# Gender and TED talks

One avenue of research in this project examines what -- if any -- relationship exists between the gender of a TED speaker and the talk that they give. To explore this line of thinking, we would need to have access to the gender that each speaker identifies with. 

One limitation of the data on the TED webpages is that there is no demographic information about the speakers such as age, race, or gender. In this notebook, we craft a method for detecting speakers' genders from the existing data within the collated speaker information from the TED website, including `speaker_occupation`, `speaker_introduction`, and `speaker_profile`. 

There are two parts to this method: 1) an automated gender detector, and 2) a non-automated procedure. For the first step, we extract the number and kinds of pronouns used in each of the three speaker variables: `speaker_occupation`, `speaker_introduction`, and `speaker_profile`. We then take a conservative approach to guessing a speaker's gender where the vast majority of pronouns need to be either stereotypically male or female. For any person who do not meet such a condition, we then work to determine their self-identified gender by reading their speaker information and referencing other media about the person. For anyone that we needed additional resources, they are noted in the resulting gender file. 


## Importing needed modules and data 

In [1]:
import pandas as pd
import csv
import string

In [2]:
df_only = pd.read_csv('../data/Release_v0/TEDonly_speakers_final.csv')
df_plus = pd.read_csv('../data/Release_v0/TEDplus_speakers_final.csv')

print("df_only = ", df_only.shape, "\n" + "df_plus = ", df_plus.shape)

df_only =  (992, 27) 
df_plus =  (755, 27)


In [20]:
col_names = df_only.columns
col_list = list(col_names) 
sind = col_list.index("speaker_1")
print(sind)

# https://stackoverflow.com/questions/9542738/python-find-in-list

11


In [21]:
test = df_only
test.drop(test.columns[0:sind], axis=1, inplace=True)
print(list(test.columns))

['speaker_1', 'speaker1_occupation', 'speaker1_introduction', 'speaker1_profile', 'speaker_2', 'speaker2_occupation', 'speaker2_introduction', 'speaker2_profile', 'speaker_3', 'speaker3_occupation', 'speaker3_introduction', 'speaker3_profile', 'speaker_4', 'speaker4_occupation', 'speaker4_introduction', 'speaker4_profile']

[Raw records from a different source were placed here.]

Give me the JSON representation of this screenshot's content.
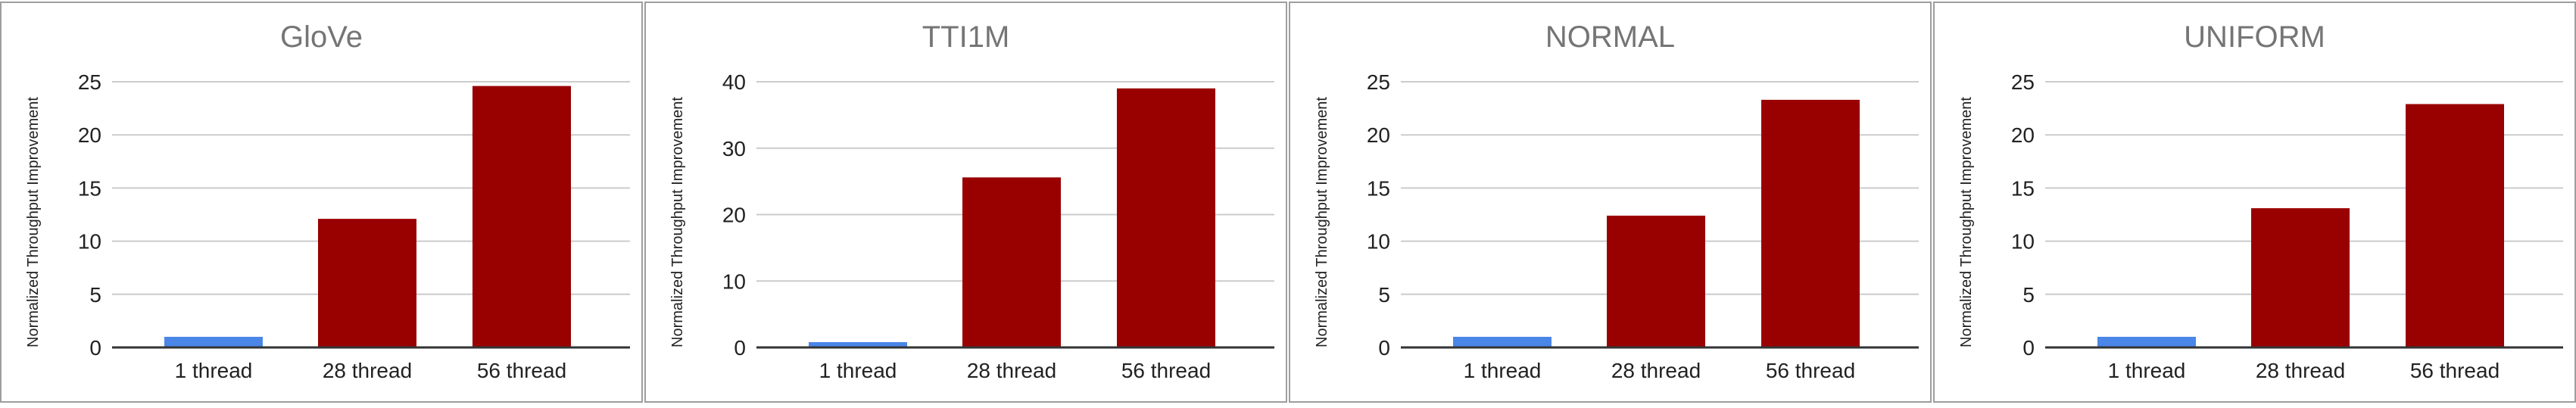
{
  "chart_data": [
    {
      "type": "bar",
      "title": "GloVe",
      "ylabel": "Normalized Throughput Improvement",
      "xlabel": "",
      "categories": [
        "1 thread",
        "28 thread",
        "56 thread"
      ],
      "values": [
        1.0,
        12.1,
        24.6
      ],
      "bar_colors": [
        "#4a86e8",
        "#990000",
        "#990000"
      ],
      "ylim": [
        0,
        25
      ],
      "yticks": [
        0,
        5,
        10,
        15,
        20,
        25
      ],
      "grid": true
    },
    {
      "type": "bar",
      "title": "TTI1M",
      "ylabel": "Normalized Throughput Improvement",
      "xlabel": "",
      "categories": [
        "1 thread",
        "28 thread",
        "56 thread"
      ],
      "values": [
        0.8,
        25.6,
        39.0
      ],
      "bar_colors": [
        "#4a86e8",
        "#990000",
        "#990000"
      ],
      "ylim": [
        0,
        40
      ],
      "yticks": [
        0,
        10,
        20,
        30,
        40
      ],
      "grid": true
    },
    {
      "type": "bar",
      "title": "NORMAL",
      "ylabel": "Normalized Throughput Improvement",
      "xlabel": "",
      "categories": [
        "1 thread",
        "28 thread",
        "56 thread"
      ],
      "values": [
        1.0,
        12.4,
        23.3
      ],
      "bar_colors": [
        "#4a86e8",
        "#990000",
        "#990000"
      ],
      "ylim": [
        0,
        25
      ],
      "yticks": [
        0,
        5,
        10,
        15,
        20,
        25
      ],
      "grid": true
    },
    {
      "type": "bar",
      "title": "UNIFORM",
      "ylabel": "Normalized Throughput Improvement",
      "xlabel": "",
      "categories": [
        "1 thread",
        "28 thread",
        "56 thread"
      ],
      "values": [
        1.0,
        13.1,
        22.9
      ],
      "bar_colors": [
        "#4a86e8",
        "#990000",
        "#990000"
      ],
      "ylim": [
        0,
        25
      ],
      "yticks": [
        0,
        5,
        10,
        15,
        20,
        25
      ],
      "grid": true
    }
  ],
  "colors": {
    "single_thread_bar": "#4a86e8",
    "multi_thread_bar": "#990000",
    "gridline": "#cccccc",
    "axis": "#333333",
    "title": "#757575",
    "panel_border": "#9e9e9e"
  }
}
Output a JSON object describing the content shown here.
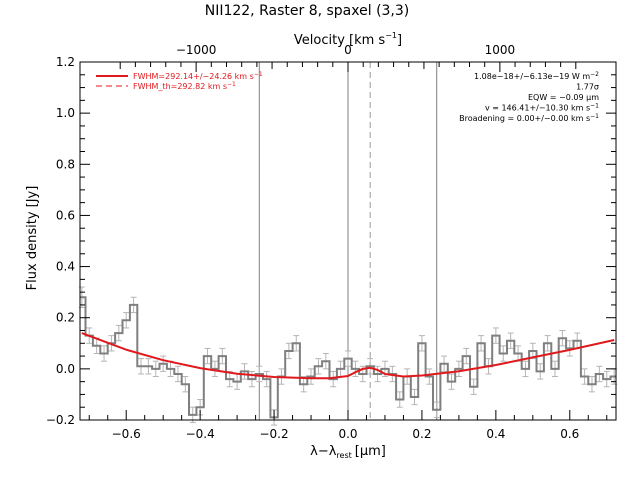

## Distilling pronouns from prose

The challenge with this extraction is balancing efficiency (and automation) with not incorrectly identifying any speaker's gender. To this, we classify speakers in two steps. First we use an automatic classifier that very conservatively assigns binary genders using pronoun ratios. The second step involves hand checking the information on each speaker and -- if needed -- checking additional media about the speaker.

### Step 1 - Automatic gender detection

In this step, we attempt to automatically detect the self-identification of speakers by finding pronouns within each speaker's variables: `speaker_occupation`, `speaker_introduction`, and `speaker_profile`. In this step, we compute the ratios of 1) male pronouns compared to all pronouns, 2) female pronouns compared to all pronouns, and 3) non-binary pronouns compared to all pronouns. If either of the first two ratios are very high, then we classify the speaker as male or female, respectively. We are very conservative in applying these labels, as we do not want to mis-identify any speakers. To aid in the next step (and for further investigations regarding the impact of gender), we store the counts for 1) male pronouns, 2) female pronouns, and 3) non-binary pronouns. 

In [8]:
# Pronoun lists
male_pronouns = {'he', 'him', 'his', 'himself'}
female_pronouns = {'she', 'her', 'hers', 'herself'}

nonbinary_pronouns = {'they', 'them', 'their', 'theirs', 'themself', 
                    'e', 'ey', 'em', 'eir', 'eirs', 'eirself', 
                    'fae', 'faer', 'faers', 'faerself', 
                    'per', 'pers', 'perself',
                    've', 'ver', 'vis', 'verself',
                    'xe', 'xem', 'xyr', 'xyrs', 'xemself',
                    'ze', 'zie', 'hir', 'hirs', 'hirself', 
                    'sie', 'zir', 'zis', 'zim', 'zieself', 
                    'emself', 'tey', 'ter', 'tem', 'ters', 'terself'}